É sempre tempo de missão

26.06.2011

Por: Dom Orani João Tempesta, O. Cist.
Arcebispo Metropolitano de São Sebastião do Rio de Janeiro – RJ

Somos um povo missionário! Impossível ser discípulo de Jesus sem viver a vida anunciando e proclamando a Boa Notícia da Salvação. A consciência da Missão Permanente ou Missão Continental cada vez mais nos questiona e alimenta nossa vida pastoral e evangelizadora. Tudo o que fazemos ou organizamos está dentro dessa perspectiva que Cristo deixou claro para nós, seus discípulos: Ide a anunciai!

Neste domingo, leremos no Evangelho a conclusão do chamado “discurso missionário” (Mt 10). Entre outras atitudes que temos nessa perícope, aqui Jesus dispõe o coração de seus discípulos para que assumam pelo menos duas atitudes importantes e necessárias para quem é convidado a anunciar o Reino: a vocação, com as suas exigências, e a missão como acolhida.

Esta é uma Palavra que é para todos os cristãos, pois todos somos missionários. Primeiro, a vocação deve ser vivida no amor. Jesus fala claramente do amor (v. 37) e da vida (v. 39). Está em jogo a escolha “por um amor maior.” Amor aos familiares – legítimo e abençoado – vem observado e comparado com o amor por Jesus. Somente à luz desses dois valores (amor e vida) pode-se entender a prioridade ao Amor de Deus que, consequentemente, nos leva a amar de maneira correta os nossos familiares e a viver coerentemente a nossa vida. Somente na perspectiva do amor e da vida têm sentido as exigência da vocação para a missão com Jesus; somente por amor é possível fazer escolhas difíceis, que são incompreensíveis para aqueles que estão fora dessa lógica. Diante do bem supremo – que é sempre e somente Deus – é dado o devido peso também para os valores humanos importantes, tais como os laços familiares ou os interesses profissionais, reservando, no entanto, a Deus o primeiro lugar, a primeira escolha. Como pano de fundo deste texto, temos o primeiro mandamento da Lei de Deus: Amar a Deus sobre todas as coisas.
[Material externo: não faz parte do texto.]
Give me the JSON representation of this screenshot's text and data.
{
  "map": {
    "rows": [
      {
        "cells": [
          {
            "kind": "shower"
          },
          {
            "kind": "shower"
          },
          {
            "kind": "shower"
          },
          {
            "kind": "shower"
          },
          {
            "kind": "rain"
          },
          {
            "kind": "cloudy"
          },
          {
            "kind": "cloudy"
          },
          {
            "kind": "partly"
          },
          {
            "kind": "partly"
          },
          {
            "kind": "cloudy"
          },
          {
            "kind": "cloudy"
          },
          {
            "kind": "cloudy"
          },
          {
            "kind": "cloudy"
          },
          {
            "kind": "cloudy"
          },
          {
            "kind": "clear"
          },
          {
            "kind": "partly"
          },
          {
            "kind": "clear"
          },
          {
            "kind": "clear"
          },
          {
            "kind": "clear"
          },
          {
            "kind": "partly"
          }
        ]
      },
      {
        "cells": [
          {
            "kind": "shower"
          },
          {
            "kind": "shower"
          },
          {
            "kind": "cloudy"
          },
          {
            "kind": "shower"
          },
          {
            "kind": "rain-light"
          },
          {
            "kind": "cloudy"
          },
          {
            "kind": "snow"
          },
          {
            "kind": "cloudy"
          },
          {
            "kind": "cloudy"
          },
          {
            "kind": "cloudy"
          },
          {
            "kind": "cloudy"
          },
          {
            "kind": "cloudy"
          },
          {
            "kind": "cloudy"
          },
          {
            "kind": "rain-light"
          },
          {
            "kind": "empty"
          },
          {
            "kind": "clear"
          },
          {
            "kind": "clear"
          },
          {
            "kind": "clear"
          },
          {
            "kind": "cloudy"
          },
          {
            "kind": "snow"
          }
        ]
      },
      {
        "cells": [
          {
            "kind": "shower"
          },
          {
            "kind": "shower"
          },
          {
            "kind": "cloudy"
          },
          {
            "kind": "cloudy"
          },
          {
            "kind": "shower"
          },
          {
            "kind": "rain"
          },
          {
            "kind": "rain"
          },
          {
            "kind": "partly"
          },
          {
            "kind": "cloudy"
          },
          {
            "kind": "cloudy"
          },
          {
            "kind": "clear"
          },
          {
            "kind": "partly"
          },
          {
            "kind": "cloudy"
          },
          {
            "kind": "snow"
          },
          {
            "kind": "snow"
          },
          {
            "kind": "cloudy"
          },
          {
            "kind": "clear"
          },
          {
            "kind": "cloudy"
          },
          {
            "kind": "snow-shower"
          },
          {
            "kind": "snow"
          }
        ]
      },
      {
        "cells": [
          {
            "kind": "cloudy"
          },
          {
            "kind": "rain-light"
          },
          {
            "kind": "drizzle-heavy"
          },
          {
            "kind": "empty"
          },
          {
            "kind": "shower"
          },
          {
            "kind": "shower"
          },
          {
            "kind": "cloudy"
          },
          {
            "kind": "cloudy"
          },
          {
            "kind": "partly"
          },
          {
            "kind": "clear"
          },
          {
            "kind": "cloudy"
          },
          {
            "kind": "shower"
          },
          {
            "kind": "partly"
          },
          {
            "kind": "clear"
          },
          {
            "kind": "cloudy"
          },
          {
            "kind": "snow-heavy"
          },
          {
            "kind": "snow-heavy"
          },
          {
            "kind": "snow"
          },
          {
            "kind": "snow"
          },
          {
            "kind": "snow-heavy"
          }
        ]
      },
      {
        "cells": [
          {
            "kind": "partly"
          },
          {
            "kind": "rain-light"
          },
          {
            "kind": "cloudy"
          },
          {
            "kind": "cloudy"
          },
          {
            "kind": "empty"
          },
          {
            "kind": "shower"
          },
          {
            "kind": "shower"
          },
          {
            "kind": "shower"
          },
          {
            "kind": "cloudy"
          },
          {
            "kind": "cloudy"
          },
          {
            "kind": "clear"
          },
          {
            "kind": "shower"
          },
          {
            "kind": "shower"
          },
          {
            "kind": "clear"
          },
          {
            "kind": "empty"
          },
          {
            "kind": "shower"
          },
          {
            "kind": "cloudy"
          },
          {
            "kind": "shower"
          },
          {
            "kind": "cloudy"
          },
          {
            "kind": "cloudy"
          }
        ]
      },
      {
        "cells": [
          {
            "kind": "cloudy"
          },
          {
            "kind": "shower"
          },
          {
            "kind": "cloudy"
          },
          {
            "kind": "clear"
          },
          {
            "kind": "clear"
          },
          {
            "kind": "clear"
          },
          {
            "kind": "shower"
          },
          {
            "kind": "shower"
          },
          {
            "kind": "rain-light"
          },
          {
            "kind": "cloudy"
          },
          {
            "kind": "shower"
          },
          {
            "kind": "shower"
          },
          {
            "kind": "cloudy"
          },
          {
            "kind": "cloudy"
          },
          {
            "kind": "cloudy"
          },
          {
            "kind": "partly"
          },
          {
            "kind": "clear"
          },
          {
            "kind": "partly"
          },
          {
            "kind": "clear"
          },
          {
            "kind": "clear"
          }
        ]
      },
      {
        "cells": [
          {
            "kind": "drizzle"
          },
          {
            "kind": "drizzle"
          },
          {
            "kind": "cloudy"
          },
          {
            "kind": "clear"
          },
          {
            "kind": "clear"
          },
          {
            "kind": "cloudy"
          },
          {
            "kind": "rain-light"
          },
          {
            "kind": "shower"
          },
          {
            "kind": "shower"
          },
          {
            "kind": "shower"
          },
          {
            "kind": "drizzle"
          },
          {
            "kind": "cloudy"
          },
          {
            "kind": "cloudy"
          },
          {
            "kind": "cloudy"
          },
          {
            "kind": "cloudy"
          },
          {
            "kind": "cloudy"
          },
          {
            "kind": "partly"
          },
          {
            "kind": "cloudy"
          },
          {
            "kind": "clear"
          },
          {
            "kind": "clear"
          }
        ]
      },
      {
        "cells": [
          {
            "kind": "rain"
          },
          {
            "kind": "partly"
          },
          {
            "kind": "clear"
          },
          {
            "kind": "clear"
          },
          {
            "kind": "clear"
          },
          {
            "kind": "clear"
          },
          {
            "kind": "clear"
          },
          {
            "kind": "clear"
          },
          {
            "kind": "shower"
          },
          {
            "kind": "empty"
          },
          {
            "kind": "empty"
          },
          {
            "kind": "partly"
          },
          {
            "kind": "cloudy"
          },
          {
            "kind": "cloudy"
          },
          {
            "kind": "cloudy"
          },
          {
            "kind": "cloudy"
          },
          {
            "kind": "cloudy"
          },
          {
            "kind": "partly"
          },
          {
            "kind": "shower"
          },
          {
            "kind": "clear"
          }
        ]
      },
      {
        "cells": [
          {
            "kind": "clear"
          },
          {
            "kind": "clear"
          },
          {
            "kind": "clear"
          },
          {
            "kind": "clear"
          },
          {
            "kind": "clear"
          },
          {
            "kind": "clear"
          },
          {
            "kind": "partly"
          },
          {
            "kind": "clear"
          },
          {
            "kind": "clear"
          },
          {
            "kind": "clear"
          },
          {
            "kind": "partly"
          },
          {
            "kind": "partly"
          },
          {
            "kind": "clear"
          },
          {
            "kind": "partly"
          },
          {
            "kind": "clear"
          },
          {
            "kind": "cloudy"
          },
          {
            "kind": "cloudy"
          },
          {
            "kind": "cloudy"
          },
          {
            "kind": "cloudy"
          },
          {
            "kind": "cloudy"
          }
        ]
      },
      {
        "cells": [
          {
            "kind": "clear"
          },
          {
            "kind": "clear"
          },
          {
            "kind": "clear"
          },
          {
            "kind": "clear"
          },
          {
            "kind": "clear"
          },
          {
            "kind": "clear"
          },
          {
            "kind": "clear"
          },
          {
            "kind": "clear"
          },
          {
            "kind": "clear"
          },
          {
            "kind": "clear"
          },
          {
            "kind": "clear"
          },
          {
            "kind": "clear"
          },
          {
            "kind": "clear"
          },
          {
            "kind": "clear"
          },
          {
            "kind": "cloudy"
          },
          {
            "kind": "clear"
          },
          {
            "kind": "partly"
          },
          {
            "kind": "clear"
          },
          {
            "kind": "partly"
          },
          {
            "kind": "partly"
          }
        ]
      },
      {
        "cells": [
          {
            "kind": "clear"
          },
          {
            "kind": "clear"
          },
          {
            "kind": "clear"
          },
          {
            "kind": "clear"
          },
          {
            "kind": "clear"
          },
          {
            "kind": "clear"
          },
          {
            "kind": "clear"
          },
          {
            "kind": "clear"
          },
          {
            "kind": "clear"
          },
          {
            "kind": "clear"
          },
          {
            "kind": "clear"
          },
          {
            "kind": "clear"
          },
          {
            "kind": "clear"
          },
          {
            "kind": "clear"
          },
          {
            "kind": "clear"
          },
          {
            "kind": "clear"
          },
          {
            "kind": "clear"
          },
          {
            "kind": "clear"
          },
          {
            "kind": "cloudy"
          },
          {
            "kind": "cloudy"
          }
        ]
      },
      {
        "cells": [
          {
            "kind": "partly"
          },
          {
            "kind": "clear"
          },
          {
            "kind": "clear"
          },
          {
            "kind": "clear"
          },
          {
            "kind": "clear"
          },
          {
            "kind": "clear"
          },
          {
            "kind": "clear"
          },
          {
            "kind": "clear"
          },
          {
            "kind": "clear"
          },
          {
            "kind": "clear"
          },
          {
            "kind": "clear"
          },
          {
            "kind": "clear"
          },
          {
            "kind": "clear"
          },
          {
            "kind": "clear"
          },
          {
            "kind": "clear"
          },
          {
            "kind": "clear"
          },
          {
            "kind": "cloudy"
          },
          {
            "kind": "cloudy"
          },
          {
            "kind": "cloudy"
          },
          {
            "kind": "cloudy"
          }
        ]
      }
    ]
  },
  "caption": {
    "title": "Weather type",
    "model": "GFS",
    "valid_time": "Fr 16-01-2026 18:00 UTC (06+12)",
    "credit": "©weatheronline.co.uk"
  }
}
A linguagem de Jesus (“Tomar a sua cruz”, “perder a vida”) é escandalosa, parece absolutamente cruel, mas é a única palavra que livra das ilusões e que nos faz verdadeiramente encontrar a vida (v. 39); o caminho da cruz é o único que acaba na vida real: a ressurreição. Esta mensagem aplica-se tanto ao missionário que prega o Evangelho como àqueles aos quais ele anuncia. A essa radicalidade também convoca Paulo (Rm 6,3-4.8-11): pelo batismo somos chamados a “andar em uma vida nova” (v. 4), porque “já morremos com Cristo” e “viveremos com Ele” (v. 8.11).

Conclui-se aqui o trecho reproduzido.